Could you describe your hardware and in particular your chassis and HBA.
Yes, of course!
TrueNAS-13.0-U6.7
Supermicro x11ssh-ln4f Motherboard
CPU Intel(R) Pentium(R) CPU G4400 @ 3.30GHz
DIMM 4x16Gb ECC RAM
Pool 22 disk RAIDZ3, TOSHIBA MG10ACA20TE 20TB Sata
ASMedia ASM1064 SATA Controller
Server case ExeGate Pro 4U660-HS24
22 is too wide. And there’s no (good) way all disks are attached to a single ASM1064, so some bits of the description are still missing.
14M data errors… Do you have a backup?
No, there are no backups. There is too much data… (230 TiB). Pool 24/7 writes a video archive of 140 cameras, surprisingly, it worked for 1 year without problems and stops.
I found that ada17 has many errors according to SMART, so I replaced it, the recovery went faster and no new errors were added yet. Does it make sense to wait for the end of the recovery? What are the possible scenarios in this case? Maybe it is easier to replace the controller and reassemble the array, also replacing the problematic disks? Which controller can you recommend? I also thought about replacing the CPU…

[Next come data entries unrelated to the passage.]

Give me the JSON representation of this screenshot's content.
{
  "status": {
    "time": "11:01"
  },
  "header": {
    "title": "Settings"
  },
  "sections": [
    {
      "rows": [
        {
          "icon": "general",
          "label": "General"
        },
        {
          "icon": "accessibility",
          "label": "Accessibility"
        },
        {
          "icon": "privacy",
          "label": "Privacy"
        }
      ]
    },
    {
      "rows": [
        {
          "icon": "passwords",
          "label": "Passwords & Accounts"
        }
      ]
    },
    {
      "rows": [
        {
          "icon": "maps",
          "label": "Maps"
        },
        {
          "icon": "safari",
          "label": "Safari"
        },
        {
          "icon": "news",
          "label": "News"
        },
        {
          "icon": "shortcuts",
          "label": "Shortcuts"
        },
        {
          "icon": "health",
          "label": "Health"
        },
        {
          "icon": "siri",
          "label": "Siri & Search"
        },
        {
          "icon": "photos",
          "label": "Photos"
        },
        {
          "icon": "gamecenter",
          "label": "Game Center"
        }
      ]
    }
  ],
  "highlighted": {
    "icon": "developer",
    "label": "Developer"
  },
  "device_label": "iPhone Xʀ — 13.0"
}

Controller: A SAS HBA; given the number of drives, either a 9305-24i or (rather) a 9207/9300-8i and an expander (e.g. AEC-82885T).
Hopefully, taking out the poor SATA controller(s) will prevent further errors, but it will not cure errors which have crept into pool so you will lose some data—and if errors have crept into ZFS metadata you may need to destroy the pool to clear.
That is a failure mode I have seen, one SATA drive fails and many (if not all) that share the SATA Port Multiplier are seen as bad. You have found the truly bad drive, now you should be able to replace the failed drive and let the resilver fix what it can.
I would take the advice from etorix and move to a good SAS HBA ASAP.